I used Machine Learning to make a Logistic Regression model using scikit-learn, pandas, numpy, seaborn and matplotlib to predict the results of FIFA 2018 World Cup.
-
The goal is to use Machine Learning to predict who is going to win the FIFA World Cup 2018.
-
Predict the outcome of individual matches for the entire competition.
-
Run simulation of the next matches i.e quarter finals, semi finals and finals.
These goals present a unique real-world Machine Learning prediction problem and involve solving various Machine Learning tasks: data integration, feature modelling and outcome prediction.

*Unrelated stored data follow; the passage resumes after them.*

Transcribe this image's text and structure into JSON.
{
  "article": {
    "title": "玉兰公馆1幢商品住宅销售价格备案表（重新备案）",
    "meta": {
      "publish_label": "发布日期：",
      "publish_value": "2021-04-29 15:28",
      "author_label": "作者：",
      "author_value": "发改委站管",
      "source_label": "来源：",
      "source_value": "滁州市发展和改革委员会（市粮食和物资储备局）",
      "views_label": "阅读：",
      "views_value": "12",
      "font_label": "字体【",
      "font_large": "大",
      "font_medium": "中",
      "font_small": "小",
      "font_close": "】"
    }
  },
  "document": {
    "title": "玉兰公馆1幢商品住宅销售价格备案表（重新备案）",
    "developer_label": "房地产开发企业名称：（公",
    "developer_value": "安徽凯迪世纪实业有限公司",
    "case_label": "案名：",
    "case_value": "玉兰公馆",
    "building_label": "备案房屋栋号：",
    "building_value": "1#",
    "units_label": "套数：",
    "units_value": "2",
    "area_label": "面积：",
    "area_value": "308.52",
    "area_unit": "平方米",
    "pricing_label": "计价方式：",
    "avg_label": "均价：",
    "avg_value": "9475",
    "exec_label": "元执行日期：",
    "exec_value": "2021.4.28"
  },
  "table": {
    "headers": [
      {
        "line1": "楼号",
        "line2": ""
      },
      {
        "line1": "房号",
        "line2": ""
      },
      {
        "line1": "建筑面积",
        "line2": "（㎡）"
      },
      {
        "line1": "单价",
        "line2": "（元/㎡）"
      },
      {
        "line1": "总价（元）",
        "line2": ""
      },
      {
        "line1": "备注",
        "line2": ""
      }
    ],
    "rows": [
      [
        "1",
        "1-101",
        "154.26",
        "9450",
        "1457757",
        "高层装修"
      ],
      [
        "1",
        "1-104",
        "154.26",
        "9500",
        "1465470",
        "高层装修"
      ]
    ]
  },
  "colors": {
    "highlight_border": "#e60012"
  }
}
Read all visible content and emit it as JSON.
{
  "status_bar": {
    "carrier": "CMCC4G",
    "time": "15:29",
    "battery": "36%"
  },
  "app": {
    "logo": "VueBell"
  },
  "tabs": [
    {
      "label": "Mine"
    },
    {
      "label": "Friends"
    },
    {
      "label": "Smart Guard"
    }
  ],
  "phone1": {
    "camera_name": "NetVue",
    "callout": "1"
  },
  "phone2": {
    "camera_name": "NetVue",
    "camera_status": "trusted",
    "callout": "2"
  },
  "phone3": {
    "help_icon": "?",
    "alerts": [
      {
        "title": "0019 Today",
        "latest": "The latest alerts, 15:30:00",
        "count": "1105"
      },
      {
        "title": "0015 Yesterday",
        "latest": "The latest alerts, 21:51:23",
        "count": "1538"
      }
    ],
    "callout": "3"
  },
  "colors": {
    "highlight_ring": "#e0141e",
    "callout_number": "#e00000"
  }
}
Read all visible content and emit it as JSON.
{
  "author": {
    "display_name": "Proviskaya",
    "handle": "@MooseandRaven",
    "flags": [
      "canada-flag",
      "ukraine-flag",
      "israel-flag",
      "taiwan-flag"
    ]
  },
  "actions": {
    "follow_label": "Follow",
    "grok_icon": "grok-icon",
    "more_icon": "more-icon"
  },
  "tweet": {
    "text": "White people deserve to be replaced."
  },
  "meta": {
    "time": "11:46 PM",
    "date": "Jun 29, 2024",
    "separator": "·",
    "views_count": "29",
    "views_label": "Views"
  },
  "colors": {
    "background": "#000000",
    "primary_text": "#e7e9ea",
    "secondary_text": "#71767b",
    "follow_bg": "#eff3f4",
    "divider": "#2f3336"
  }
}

I used two data sets from Kaggle - Results of the matches since 1930 and the World Cup 2018 Dataset. I used results of historical matches since the beginning of the championship (1930) for all participating teams.
- Jupyter Notebook
- Numpy
- Pandas
- Seaborn
- Matplotlib
- Scikit-learn
I chose Logistic Regression in my model and got an accuracy of 57% on the training set and 55% accuracy on the test set. I also used the FIFA ranking as of April 2018 dataset and a dataset containing the fixture of the group stages of the tournament.
-
Dataset - to improve dataset you could use FIFA, the game not the organisation, to assess the quality of each team player.
-
A confusion matrix would be great to analyse which games the model got wrong.
-
We could ensemble that is, we could try stacking more models together to improve the accuracy.